Because it might be inconvenient to predict in programmatically which data might end up in what position, there is also an option to use two-sided formulas to set scales by panel. The formula notation is inspired by dplyr::case_when() and lets you use the left hand side (LHS) to decide where to apply scales, and the right hand side (RHS) to decide what scales to apply. The LHS of the formula will be evaluated in the context of the plot’s layout. This is an internal structure that (for good reasons) isn’t normally exposed, so it requires a bit of knowledge to know what can be used.
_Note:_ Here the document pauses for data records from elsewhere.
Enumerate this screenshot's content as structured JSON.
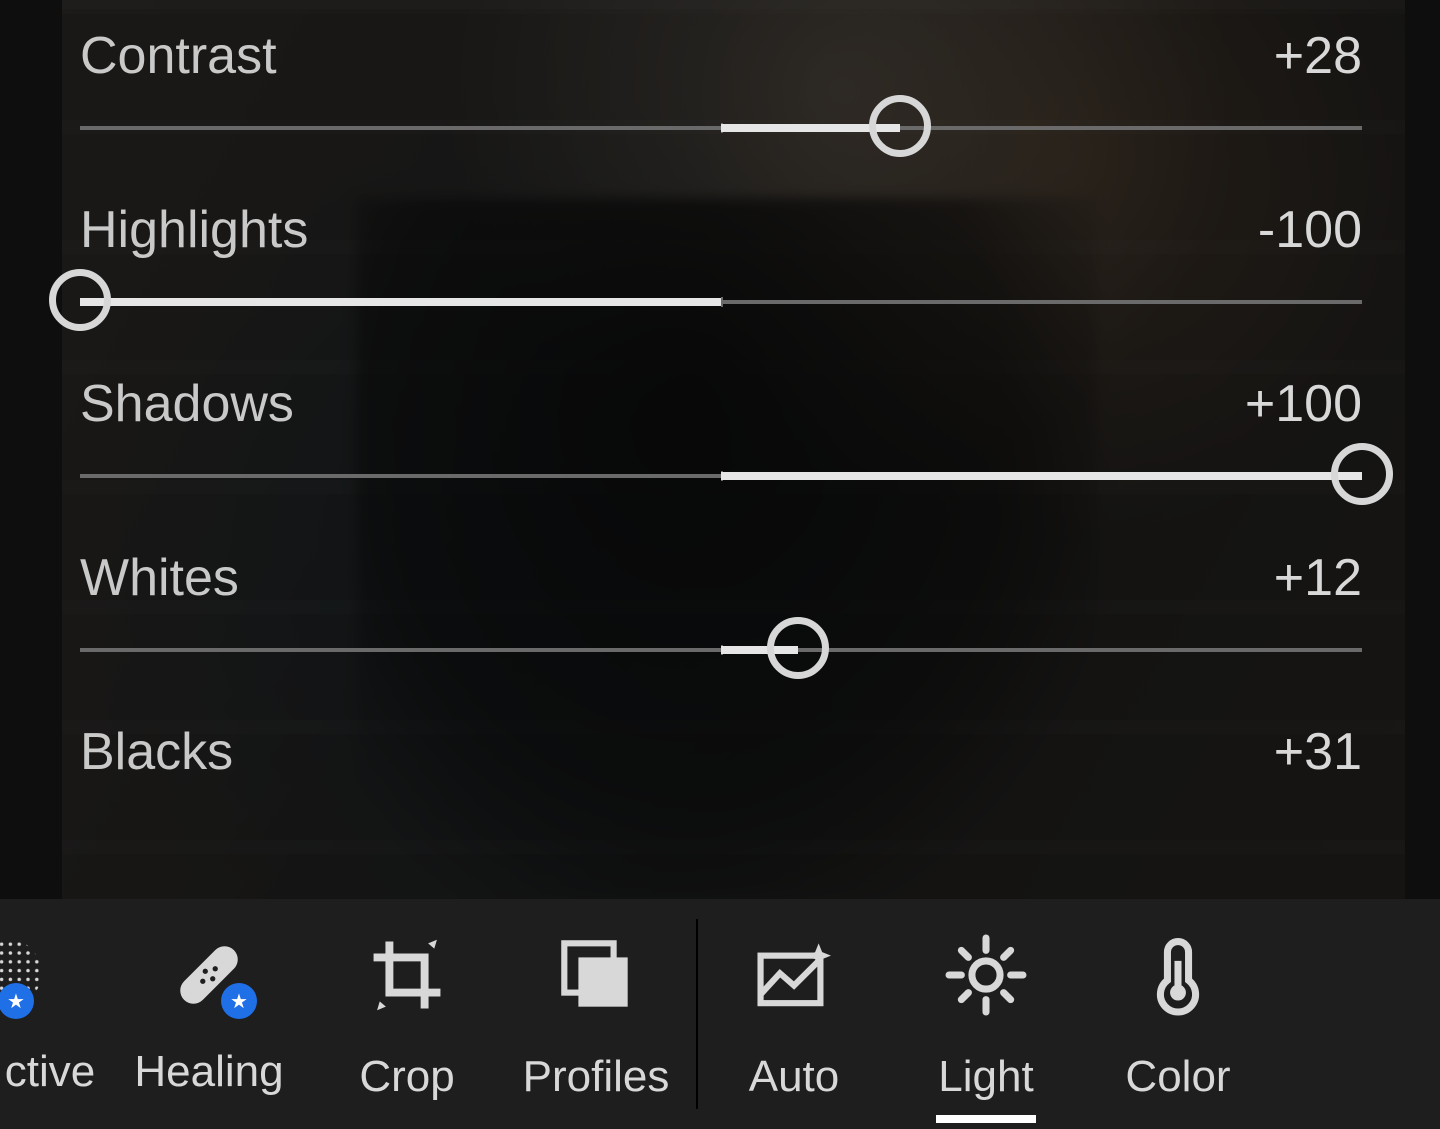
{
  "sliders": [
    {
      "label": "Contrast",
      "value": 28,
      "value_text": "+28",
      "min": -100,
      "max": 100
    },
    {
      "label": "Highlights",
      "value": -100,
      "value_text": "-100",
      "min": -100,
      "max": 100
    },
    {
      "label": "Shadows",
      "value": 100,
      "value_text": "+100",
      "min": -100,
      "max": 100
    },
    {
      "label": "Whites",
      "value": 12,
      "value_text": "+12",
      "min": -100,
      "max": 100
    },
    {
      "label": "Blacks",
      "value": 31,
      "value_text": "+31",
      "min": -100,
      "max": 100
    }
  ],
  "toolbar": {
    "selective": {
      "label": "ctive",
      "premium": true
    },
    "healing": {
      "label": "Healing",
      "premium": true
    },
    "crop": {
      "label": "Crop",
      "premium": false
    },
    "profiles": {
      "label": "Profiles",
      "premium": false
    },
    "auto": {
      "label": "Auto",
      "premium": false
    },
    "light": {
      "label": "Light",
      "premium": false,
      "active": true
    },
    "color": {
      "label": "Color",
      "premium": false
    }
  }
}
For most facets, the plot layout is a data.frame that contains the COL, ROW and PANEL columns that keep track of what panel goes where in the grid of cells. In addition, it contains the faceting variables, such as class in the example below.

p +
  facet_wrap(vars(class), nrow = 1, scales = "free_x") +
  xlim(range(mpg$displ)) +
  facetted_pos_scales(x = list(
    COL %% 2 == 0 ~ scale_x_continuous(labels = NULL, limits = xlim),
    class %in% c("midsize", "suv", "subcompact") ~ scale_x_continuous(
      guide = guide_axis_colour(colour = "red"), limits = xlim
    )
  ))

In the example above, we removed the label from every even column by using COL %% 2 == 0, wherein COL is a column in the aforementioned layout structure. We also made the axes of the "midsize" and "suv" classes red. The reason we don’t see red axis ticks in the "subcompact" panel is that applying scales is prioritised based on the order of formulas. Because the "subcompact" panel is also on an even column, and the ‘even columns have no labels’-formula was first, it gets excluded from the second formula.

Convenience notation

If you prefer the regular syntax of ‘adding’ components to a plot, you can also get the results above by using scale_x_facet(). Instead of providing a two sided formula, the first argument (expr) takes an expression that is evaluated in the context of the layout structure. To get the equivalents of, for example, scale_x_log10(), scale_x_reverse() or scale_x_date(), you can provide type = "log10", type = "reverse" and type = "date" respectively.

p +
  facet_wrap(vars(class), nrow = 1, scales = "free_x") +
  xlim(range(mpg$displ)) +
  scale_x_facet(
    COL %% 2 == 0, 
    labels = NULL, limits = xlim
  ) +
  scale_x_facet(
    class %in% c("midsize", "suv", "subcompact"),
    limits = xlim,
    guide = guide_axis_colour(colour = "red")
  )

Interaction with stats

The facetted_pos_scales() works because it makes an edit to the facet, which comes with an important limitation. Due to the way plots are build and when facets are involved, scale transformations are applied after calculations in the stat part of the layer. This differs from normal behaviour, where scale transformations are applied before stat calculations. Therefore, it is recommended to pre-transform the data in layers with non-identity statistics in the aes() mapping. An example of what could go wrong is shown below.

set.seed(0)
df <- data.frame(
  x = rlnorm(100, 10)
)

# Normally data is transformed prior to stat calculations
ggplot(df, aes(x)) +
  geom_density() +
  scale_x_log10() +
  ggtitle("standard log10 scale")

# This can give problems when combining stat calculations with facetted 
# position scale transformations.
ggplot(df, aes(x)) +
  geom_density() +
  facetted_pos_scales(x = list(scale_x_log10())) +
  ggtitle("facetted scale")

# Pre-transformed data
ggplot(df, aes(log10(x))) +
  geom_density() +
  facetted_pos_scales(x = list(scale_x_continuous())) +
  ggtitle("facetted scale +\npre-transformation")

If you plan on using facetted_pos_scales() to tweak the axis of the plots, do take a look at the position guides!